Wdowi grosz – tak mało, a tak wiele…
W Chwalebnym Krzyżu Pan Jezus zaprasza każdego osobiście do towarzyszenia Mu i współcierpienia dla dobra Jego ciała, którym jest Kościół. Szczególnie pamiętamy o intencjach i misjach podejmowanych przez naszą Wspólnotę. Nasi bracia ze Wspólnoty oczekują naszego wsparcia modlitewnego, tak jak np. odpowiedzialni, prosząc o towarzyszenie w ich służbie brata i siostry w modlitwie, czyli jednego z członków Chwalebnego Krzyża.
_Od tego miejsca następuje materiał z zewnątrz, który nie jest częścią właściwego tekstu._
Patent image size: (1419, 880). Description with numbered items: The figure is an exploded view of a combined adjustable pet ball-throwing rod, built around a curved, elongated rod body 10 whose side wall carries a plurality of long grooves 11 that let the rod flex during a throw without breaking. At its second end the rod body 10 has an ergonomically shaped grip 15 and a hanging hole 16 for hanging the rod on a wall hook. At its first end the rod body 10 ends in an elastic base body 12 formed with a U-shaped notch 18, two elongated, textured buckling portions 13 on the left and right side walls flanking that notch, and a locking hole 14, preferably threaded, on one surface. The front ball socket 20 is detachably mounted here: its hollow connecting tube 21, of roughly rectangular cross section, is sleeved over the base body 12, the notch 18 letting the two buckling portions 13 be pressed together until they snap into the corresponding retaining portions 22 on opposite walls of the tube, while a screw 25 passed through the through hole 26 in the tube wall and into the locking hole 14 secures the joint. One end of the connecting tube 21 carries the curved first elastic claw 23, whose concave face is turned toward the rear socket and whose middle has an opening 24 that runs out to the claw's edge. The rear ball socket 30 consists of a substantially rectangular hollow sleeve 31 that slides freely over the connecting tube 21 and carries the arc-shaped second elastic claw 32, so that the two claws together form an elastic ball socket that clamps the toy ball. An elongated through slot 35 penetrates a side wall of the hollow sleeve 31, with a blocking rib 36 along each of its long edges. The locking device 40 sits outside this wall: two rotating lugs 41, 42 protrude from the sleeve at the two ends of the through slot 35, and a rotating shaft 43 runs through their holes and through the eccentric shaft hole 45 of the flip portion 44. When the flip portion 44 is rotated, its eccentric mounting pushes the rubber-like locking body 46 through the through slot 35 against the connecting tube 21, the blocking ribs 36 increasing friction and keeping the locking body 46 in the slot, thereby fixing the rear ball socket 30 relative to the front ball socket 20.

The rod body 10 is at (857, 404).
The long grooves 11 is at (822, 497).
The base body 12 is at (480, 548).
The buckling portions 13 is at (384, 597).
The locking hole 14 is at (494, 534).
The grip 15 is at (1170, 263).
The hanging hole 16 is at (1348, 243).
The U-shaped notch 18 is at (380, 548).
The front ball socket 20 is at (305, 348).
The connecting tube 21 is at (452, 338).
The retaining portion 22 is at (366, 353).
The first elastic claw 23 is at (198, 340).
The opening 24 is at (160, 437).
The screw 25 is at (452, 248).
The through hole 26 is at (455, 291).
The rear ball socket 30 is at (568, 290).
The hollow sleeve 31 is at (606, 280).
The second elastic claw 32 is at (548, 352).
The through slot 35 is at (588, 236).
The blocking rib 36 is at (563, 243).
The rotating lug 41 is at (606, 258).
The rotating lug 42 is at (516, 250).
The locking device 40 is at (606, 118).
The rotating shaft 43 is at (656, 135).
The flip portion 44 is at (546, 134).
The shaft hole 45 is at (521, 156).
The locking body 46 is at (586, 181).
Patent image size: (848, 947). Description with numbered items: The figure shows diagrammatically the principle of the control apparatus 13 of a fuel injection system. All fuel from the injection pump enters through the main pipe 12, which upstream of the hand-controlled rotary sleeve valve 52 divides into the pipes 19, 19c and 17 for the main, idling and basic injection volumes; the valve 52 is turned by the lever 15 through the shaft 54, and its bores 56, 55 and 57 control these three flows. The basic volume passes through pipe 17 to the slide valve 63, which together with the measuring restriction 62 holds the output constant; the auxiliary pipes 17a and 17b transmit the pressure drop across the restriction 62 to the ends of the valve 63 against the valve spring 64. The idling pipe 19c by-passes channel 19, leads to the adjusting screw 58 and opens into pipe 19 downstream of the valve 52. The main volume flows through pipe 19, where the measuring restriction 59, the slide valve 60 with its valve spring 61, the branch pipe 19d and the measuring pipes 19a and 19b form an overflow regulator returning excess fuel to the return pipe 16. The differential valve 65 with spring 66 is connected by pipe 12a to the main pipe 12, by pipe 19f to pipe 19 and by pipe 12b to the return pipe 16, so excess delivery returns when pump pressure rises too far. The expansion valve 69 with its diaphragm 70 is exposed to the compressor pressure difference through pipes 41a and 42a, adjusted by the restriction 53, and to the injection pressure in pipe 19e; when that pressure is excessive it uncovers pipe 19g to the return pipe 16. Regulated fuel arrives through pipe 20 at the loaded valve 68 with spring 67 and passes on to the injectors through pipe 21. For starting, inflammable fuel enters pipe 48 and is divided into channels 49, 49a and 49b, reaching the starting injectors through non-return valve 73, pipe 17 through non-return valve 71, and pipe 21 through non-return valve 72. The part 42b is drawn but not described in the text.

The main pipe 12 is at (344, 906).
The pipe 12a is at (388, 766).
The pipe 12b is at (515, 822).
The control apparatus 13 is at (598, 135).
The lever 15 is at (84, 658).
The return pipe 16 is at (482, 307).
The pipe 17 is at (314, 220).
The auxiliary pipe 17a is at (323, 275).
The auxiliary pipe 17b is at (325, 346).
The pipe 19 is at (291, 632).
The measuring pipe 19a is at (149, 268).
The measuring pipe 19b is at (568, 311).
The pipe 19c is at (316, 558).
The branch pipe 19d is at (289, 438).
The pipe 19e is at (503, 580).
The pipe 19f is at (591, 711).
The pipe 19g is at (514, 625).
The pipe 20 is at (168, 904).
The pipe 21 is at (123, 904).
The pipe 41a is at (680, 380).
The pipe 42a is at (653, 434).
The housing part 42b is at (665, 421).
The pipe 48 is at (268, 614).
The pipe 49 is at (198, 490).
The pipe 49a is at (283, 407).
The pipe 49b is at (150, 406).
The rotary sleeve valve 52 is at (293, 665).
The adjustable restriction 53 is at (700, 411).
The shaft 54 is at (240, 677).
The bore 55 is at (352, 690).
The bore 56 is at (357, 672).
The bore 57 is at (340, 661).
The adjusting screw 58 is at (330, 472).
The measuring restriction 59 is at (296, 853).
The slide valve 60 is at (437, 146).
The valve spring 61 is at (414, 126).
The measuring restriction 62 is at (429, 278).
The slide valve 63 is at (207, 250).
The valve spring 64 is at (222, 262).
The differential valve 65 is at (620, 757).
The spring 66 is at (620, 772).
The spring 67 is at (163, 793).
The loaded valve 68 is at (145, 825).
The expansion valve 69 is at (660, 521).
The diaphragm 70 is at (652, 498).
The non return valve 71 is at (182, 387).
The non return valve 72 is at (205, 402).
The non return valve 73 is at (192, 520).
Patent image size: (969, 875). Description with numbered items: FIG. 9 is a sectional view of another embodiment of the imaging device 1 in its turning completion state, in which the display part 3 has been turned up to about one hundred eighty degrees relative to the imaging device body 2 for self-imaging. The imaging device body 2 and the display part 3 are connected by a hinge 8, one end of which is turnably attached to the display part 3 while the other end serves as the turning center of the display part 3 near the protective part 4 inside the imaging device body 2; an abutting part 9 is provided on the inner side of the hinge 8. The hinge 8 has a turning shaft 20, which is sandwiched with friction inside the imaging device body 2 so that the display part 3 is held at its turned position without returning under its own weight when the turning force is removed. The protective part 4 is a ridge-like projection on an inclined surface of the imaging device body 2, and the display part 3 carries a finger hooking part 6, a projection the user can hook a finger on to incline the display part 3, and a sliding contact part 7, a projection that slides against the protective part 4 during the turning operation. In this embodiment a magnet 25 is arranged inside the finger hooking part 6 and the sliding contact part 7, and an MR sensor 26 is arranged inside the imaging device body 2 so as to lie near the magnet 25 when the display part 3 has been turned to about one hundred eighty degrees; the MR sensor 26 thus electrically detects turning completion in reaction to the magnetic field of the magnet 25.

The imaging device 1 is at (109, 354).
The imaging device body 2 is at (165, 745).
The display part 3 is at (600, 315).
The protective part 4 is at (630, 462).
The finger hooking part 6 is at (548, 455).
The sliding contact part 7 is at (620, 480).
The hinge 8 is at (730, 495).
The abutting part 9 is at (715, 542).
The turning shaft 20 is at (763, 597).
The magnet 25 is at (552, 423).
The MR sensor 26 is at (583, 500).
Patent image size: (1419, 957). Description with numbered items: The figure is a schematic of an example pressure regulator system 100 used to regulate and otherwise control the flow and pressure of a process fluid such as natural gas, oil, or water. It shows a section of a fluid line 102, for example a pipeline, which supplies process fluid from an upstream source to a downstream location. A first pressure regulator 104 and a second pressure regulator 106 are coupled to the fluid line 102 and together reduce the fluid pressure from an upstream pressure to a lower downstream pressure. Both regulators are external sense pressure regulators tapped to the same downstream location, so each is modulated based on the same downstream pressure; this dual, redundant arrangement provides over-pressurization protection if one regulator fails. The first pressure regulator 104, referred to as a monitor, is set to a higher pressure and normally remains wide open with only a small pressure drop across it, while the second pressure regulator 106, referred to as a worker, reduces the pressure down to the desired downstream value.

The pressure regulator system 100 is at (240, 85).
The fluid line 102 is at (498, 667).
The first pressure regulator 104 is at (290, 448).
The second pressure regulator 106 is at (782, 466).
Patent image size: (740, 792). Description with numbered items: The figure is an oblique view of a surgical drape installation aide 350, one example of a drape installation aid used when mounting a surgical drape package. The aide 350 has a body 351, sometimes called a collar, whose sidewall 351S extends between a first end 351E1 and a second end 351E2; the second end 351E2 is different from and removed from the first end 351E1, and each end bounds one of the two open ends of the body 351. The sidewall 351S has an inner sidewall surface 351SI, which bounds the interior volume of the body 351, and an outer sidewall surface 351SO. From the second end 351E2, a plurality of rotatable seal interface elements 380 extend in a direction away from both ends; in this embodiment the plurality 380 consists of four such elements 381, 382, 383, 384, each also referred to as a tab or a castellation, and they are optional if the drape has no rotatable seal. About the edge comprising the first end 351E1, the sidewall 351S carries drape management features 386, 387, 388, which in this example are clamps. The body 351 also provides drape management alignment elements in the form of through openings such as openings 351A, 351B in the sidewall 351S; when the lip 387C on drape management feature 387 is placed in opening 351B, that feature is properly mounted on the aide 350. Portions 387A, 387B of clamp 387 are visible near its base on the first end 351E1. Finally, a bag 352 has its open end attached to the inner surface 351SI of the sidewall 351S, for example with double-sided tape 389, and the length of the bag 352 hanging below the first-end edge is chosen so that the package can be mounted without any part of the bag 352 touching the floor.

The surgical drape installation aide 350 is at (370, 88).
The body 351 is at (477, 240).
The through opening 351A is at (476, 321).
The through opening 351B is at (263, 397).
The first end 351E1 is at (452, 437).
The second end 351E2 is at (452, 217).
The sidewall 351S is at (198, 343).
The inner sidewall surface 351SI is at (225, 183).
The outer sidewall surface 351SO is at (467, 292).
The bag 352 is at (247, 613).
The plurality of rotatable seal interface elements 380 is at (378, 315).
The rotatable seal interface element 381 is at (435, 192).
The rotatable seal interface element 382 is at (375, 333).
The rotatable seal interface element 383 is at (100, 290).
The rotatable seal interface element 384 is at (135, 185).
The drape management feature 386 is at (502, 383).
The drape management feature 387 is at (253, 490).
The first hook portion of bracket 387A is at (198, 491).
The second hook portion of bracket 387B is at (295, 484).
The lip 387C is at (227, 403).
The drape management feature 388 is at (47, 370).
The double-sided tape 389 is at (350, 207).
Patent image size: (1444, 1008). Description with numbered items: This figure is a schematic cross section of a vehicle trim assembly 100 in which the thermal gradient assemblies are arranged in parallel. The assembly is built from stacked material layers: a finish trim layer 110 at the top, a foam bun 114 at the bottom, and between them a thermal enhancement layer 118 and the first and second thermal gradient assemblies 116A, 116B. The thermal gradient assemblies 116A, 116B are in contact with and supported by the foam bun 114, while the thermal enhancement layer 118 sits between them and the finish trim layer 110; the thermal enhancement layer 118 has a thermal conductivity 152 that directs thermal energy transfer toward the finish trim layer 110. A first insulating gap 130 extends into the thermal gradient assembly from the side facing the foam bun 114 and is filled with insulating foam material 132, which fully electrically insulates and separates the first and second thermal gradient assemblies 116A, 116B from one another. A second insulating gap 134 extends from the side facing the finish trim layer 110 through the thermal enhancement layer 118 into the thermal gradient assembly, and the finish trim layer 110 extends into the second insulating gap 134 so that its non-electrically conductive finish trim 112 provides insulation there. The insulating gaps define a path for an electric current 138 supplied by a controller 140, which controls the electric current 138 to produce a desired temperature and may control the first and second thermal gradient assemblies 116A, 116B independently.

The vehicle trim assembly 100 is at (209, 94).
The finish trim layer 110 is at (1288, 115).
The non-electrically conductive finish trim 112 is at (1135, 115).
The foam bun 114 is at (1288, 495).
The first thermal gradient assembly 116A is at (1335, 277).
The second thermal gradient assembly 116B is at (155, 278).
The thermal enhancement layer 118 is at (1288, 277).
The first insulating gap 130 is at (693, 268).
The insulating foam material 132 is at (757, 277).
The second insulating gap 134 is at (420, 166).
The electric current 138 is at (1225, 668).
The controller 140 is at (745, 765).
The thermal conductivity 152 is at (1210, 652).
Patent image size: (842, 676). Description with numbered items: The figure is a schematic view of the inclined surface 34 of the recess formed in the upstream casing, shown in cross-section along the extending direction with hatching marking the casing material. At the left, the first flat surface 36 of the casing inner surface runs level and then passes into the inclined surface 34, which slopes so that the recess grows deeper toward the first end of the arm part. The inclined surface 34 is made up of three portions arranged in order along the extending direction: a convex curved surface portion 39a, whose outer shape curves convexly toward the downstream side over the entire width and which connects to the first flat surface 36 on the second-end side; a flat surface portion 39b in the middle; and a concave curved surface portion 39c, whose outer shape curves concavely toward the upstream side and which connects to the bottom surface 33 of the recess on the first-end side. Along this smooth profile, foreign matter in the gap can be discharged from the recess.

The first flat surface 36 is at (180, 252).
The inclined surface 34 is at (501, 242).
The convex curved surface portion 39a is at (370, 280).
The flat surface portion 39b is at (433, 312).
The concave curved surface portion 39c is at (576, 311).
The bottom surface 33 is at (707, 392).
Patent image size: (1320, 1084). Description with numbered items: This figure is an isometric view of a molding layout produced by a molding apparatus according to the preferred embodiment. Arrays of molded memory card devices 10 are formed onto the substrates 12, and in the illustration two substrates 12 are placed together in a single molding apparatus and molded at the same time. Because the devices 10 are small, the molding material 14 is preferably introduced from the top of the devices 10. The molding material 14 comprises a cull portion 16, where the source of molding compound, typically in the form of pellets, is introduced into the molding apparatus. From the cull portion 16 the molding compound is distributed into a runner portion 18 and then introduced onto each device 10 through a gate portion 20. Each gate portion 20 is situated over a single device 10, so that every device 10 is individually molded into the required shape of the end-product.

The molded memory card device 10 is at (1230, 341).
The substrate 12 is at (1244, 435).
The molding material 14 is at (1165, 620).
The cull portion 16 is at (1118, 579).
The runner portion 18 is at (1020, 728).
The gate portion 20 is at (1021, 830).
Czasem ktoś dziękuje, ale nasza misja jest raczej dyskretna i jej owoce najczęściej nie są nam znane. Nasze modlitwy i ofiary są jak te dwa małe wdowie pieniążki. Pan Jezus wprawdzie wskazał apostołom na ubogą wdowę, że wrzuciła najwięcej, ale ona pewnie tak tego nie widziała i nie czuła się bohaterką. Nie sądzę też żeby słyszała słowa Pana Jezusa. Wprawdzie zdobyła się na ten gest, ale czy nie pomyślała raczej, że to tak mało i że nie może niestety dać więcej?